Dès la première, je sus!

 

J’avais pourtant désiré qu’elle s’arrête.

Confusément…

 

Et aussi !

Secrètement, qu’elle resta interminable…

 

Tant son parfum et son goût étaient doux.

 

J’eus, à la seconde, arrivée trop précipitamment…l’instant d’une incertitude.

Très effrayée, j’avais même souhaité que la première s'immobilise enfin définitivement. Pour en rester là.

Ce n’était plus tenable.

Cependant, quand était arrivée la troisième seconde, vint un trouble délicieux qui ne me permettait plus de contrôler exactement mes certitudes.

Et ce que j’aurais pu faire ?

Pour m’aider à penser autrement !

 

 

Essoufflée, je venais de manquer mon dernier train.

Lui, peut-être aussi ?

Pourquoi avais-je eu envie de suivre ce regard ainsi ?

Sur le quai pavé de ces pas perdus, des ombres circulaient entre rapines et gruaux.
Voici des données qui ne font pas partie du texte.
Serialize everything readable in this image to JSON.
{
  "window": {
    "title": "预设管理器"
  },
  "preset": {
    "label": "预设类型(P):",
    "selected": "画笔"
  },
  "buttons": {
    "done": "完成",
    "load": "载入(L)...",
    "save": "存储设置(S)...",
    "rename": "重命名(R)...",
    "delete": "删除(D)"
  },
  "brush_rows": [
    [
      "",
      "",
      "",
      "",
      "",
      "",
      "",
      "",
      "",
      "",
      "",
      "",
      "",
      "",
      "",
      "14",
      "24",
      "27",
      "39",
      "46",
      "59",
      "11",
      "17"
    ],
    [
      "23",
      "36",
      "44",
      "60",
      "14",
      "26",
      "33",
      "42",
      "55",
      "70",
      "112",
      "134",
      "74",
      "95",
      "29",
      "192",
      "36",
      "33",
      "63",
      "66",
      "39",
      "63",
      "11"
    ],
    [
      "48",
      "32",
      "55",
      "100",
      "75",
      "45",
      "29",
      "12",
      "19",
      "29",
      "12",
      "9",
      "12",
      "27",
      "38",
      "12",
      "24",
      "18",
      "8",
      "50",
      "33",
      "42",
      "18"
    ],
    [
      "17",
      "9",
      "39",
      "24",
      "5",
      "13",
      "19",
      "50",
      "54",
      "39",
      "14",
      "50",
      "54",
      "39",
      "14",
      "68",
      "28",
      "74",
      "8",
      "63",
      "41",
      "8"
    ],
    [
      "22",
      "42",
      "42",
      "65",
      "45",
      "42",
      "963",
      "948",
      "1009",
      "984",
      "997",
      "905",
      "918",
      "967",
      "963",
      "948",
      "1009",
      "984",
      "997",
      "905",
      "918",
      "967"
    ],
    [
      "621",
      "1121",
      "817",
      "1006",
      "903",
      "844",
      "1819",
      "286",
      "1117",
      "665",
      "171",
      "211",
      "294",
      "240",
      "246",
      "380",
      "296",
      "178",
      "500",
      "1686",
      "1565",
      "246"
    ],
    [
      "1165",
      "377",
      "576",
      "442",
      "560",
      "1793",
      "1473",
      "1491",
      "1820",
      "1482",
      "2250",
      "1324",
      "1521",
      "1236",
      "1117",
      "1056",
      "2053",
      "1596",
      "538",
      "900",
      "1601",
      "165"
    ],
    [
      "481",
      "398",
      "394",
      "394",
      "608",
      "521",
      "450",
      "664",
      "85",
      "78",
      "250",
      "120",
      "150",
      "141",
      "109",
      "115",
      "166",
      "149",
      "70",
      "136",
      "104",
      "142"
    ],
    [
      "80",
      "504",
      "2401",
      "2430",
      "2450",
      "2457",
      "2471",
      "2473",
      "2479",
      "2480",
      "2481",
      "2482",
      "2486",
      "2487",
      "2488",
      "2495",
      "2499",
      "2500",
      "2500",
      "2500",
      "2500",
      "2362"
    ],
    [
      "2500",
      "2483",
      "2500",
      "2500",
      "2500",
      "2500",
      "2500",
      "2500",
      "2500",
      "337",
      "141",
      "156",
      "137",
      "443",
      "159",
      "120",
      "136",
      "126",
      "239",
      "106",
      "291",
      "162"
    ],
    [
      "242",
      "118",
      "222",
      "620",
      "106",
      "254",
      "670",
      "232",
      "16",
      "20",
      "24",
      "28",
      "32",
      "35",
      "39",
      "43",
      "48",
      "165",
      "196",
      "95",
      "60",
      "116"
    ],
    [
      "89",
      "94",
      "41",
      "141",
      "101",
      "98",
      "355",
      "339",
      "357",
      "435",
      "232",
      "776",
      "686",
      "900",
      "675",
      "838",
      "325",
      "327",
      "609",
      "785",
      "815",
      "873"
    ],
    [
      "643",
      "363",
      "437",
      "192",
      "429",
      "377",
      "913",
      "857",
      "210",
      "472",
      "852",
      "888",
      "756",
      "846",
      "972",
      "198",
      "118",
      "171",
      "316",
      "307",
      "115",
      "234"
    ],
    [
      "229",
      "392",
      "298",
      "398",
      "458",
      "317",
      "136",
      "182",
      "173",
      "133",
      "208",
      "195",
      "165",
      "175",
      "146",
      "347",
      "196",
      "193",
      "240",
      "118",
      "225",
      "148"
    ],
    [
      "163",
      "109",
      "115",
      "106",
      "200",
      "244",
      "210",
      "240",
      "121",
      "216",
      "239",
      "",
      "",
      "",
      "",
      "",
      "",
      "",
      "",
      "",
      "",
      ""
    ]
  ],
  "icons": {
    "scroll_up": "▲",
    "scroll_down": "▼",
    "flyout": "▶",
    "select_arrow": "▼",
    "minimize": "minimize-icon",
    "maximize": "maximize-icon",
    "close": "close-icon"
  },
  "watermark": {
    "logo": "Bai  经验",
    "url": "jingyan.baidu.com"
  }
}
L’odeur forte du sel, mélangée à celle de l’eau, le parfum des filets séchant le long des portes avaient dû en même temps que ce phénomène étrange, légèrement m’enivrer. La tête me tournait. Mon cœur était barbouillé et mes jambes refusaient d’aller plus loin.

Je m’étais assise sur un siège en simili rouge. Pressée par ce silence inédit.

Entre cet inconnu et le bonheur qui surgissait dans ma vie.

 

 

Á la quatrième ! Déjà ! Mon Dieu que le temps passe vite dans ces moments-là,

Il me dévorait des yeux.

Je n’avais pu me détacher des siens. Tout allait trop rapidement et lors de cette étreinte rétinienne toute bleue, de mon corps, le désordre s’était emparé.

J’avais senti avec délicatesse que je perdais pied.

Mais je me souviens aussi. Avoir eu peur ! Qu’il ne renonce !

Qu’il recule ! Comme devant la difficulté, à l’arrachage d’une ronce !

Par timidité ou par lâcheté.

Ou bien par les deux !

Cela dura deux secondes supplémentaires pendant lesquelles avait défilé à toute allure devant mes yeux, une bonne partie de notre vie que nous aurions pu avoir ensemble. Après !

Bien après que cette brève aventure nous rassemble.

Et si la ferveur et la chaleur entrevues lors des six pionnières !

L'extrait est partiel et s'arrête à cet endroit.